Correr atrás da grana ficou por minha conta. A paleta de cores, depois de larga prosa, Jaime fechou questão – “nossas cores vão ser o vermelho e o amarelo, porque revista tem que ter cor de luta, cor vibrante” (eu queria verde-floresta). Na paz, acabei enfiando um branco.

Fizemos a primeira edição da Xapuri lá mesmo, na Reserva, em uma noite. Optamos por centrar na pauta socioambiental. Nossa primeira capa foi sobre os povos indígenas isolados do Acre: ‘Isolados, Bravos, Livres: Um Brasil Indígena por Conhecer”. Depois de tudo pronto, Jaime inventou de fazer uma outra boneca, “porque toda revista tem que ter número zero”.

Dessa vez finquei pé, ficamos com a capa indígena. Voltei pra Brasília com a boneca praticamente pronta e com a missão de dar um jeito de imprimir. Nos dias seguintes, o Jaime veio pra Formosa, pra convencer minha irmã Lúcia a revisar a revista, “de grátis”. Com a primeira revista impressa, a próxima tarefa foi montar o Conselho Editorial.

Jaime fez questão de visitar, explicar o projeto e convidar pessoalmente cada conselheiro e cada conselheira (até a doença agravar, nos seus últimos meses de vida, nunca abriu mão dessa tarefa). Daqui rumamos pra Goiânia, para convidar o arqueólogo Altair Sales Barbosa, nosso primeiro conselheiro. “O mais sabido de nóis,” segundo o Jaime.

Trilhamos uma linda jornada. Em 80 meses, Jaime fez questão de decidir, mensalmente, o tema da capa e, quase sempre, escrever ele mesmo. Às vezes, ligava pra falar da ótima ideia que teve, às vezes sumia e, no dia certo, lá vinha o texto pronto, impecável.

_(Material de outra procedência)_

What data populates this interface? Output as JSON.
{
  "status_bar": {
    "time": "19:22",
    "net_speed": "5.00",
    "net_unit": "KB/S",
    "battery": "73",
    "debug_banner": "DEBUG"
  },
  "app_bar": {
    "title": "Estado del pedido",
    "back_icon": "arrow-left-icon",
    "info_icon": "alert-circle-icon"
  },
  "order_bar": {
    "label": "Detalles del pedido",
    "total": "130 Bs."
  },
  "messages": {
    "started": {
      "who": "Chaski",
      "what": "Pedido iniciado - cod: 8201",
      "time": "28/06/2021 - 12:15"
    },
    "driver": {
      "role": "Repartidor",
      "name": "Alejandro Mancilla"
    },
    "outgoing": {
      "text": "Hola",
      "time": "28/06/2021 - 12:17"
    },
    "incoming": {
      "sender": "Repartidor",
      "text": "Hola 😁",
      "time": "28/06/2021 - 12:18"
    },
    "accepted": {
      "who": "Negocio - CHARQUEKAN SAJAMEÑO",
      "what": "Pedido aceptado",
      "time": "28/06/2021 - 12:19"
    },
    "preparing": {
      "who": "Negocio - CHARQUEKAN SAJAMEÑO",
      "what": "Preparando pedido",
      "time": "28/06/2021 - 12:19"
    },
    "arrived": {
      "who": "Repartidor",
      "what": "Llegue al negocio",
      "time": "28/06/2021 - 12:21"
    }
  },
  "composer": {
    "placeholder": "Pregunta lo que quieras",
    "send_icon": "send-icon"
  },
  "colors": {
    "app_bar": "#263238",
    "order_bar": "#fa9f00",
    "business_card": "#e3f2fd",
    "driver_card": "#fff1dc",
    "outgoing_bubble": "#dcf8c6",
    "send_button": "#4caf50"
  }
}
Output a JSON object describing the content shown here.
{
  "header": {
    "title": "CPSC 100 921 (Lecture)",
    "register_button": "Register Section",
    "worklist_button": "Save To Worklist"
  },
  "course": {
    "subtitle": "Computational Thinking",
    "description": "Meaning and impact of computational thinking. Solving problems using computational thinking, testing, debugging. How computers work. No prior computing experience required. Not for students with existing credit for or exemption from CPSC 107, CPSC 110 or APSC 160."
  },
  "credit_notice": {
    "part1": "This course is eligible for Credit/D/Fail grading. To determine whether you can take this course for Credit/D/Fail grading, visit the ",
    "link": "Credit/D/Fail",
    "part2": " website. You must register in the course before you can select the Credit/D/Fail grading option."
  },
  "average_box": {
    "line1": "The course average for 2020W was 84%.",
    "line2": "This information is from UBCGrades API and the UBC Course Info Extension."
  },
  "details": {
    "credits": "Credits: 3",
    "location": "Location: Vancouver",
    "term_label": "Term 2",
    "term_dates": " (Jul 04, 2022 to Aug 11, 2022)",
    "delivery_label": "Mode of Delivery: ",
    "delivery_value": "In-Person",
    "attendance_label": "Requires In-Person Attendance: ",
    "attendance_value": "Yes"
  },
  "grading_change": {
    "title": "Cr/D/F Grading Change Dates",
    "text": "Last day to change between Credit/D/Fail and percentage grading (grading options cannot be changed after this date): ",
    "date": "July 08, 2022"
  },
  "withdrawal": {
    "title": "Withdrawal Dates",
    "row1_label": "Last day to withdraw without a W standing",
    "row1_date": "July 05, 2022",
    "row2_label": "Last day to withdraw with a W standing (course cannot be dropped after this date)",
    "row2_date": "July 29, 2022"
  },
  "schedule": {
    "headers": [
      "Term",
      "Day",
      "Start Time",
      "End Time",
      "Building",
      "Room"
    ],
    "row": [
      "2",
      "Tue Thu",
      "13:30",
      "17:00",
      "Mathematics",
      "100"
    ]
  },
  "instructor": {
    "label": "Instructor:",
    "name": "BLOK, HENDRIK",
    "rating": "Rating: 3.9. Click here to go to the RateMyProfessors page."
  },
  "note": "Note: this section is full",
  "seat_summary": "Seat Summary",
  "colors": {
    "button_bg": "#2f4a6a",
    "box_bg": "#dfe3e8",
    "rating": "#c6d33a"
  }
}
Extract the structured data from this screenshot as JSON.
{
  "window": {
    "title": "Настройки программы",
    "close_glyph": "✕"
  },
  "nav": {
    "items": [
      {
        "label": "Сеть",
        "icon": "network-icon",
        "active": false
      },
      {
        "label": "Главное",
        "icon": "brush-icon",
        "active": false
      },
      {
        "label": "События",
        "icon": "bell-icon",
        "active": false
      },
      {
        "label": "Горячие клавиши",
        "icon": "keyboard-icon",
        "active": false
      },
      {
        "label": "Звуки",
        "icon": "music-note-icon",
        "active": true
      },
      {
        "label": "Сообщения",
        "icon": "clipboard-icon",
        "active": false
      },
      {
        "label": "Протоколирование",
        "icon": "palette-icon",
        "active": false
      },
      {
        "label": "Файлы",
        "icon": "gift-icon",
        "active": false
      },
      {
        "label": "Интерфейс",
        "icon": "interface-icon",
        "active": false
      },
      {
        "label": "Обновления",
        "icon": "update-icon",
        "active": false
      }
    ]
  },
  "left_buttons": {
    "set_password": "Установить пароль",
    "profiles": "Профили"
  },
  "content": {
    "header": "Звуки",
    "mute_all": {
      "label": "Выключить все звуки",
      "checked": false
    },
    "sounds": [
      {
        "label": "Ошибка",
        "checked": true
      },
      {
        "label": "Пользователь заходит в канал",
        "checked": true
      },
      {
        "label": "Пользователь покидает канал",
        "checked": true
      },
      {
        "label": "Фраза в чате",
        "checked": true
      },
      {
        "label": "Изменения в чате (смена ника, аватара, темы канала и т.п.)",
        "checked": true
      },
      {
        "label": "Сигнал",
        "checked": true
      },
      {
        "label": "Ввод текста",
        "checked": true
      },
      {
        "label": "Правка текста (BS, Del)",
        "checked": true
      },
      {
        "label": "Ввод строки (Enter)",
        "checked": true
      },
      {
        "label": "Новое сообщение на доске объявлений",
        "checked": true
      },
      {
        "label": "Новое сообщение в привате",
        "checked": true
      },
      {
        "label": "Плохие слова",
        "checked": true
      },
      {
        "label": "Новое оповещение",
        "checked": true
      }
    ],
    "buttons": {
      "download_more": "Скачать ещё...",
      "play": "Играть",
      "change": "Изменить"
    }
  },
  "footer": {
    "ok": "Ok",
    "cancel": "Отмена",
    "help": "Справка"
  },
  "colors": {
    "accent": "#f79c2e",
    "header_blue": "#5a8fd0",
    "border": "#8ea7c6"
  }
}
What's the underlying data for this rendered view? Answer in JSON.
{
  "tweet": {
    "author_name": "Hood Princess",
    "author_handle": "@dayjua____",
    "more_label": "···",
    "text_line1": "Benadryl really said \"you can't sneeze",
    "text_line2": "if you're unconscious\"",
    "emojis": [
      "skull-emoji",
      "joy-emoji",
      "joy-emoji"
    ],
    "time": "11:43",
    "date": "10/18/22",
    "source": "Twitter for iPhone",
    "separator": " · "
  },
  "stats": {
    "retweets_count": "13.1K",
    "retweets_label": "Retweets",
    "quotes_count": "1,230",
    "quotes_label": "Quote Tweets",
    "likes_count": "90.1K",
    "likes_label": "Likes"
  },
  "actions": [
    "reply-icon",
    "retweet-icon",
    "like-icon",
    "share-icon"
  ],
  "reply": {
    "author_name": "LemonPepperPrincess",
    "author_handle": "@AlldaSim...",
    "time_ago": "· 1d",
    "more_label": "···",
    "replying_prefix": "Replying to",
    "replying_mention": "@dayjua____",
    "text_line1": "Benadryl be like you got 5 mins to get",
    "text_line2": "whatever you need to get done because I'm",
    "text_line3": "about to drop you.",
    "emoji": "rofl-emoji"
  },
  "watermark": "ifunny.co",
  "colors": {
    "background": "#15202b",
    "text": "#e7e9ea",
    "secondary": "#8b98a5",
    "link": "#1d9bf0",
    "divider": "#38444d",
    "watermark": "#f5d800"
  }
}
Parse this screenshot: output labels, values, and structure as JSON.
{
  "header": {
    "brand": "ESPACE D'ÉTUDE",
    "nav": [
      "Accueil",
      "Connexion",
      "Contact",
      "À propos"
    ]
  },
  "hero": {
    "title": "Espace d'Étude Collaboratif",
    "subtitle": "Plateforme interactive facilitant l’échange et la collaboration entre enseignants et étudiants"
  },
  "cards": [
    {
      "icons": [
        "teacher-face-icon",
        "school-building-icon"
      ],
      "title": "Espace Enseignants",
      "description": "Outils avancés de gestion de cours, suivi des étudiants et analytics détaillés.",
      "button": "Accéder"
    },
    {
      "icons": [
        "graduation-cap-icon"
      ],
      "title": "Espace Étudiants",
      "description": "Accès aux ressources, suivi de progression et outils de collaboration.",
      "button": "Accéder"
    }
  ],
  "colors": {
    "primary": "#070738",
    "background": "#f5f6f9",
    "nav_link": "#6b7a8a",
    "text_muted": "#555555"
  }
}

Na sexta-feira, 9 de julho, quando preparávamos a Xapuri 81, pela primeira vez em sete anos, ele me pediu para cuidar de tudo. Foi uma conversa triste, ele estava agoniado com os rumos da doença e com a tragédia que o Brasil enfrentava. Não falamos em morte, mas eu sabia que era o fim.

Hoje, cá estamos nós, sem as capas do Jaime, sem as pautas do Jaime, sem o linguajar do Jaime, sem o jaimês da Xapuri, mas na labuta, firmes na resistência. Mês sim, mês sim de novo, como você sonhava, Jaiminho, carcamos porva e, enfim, chegamos à nossa edição número 100. E, depois da Xapuri 100, como era desejo seu, a gente segue esperneando.

Fica tranquilo, camarada, que por aqui tá tudo direitim.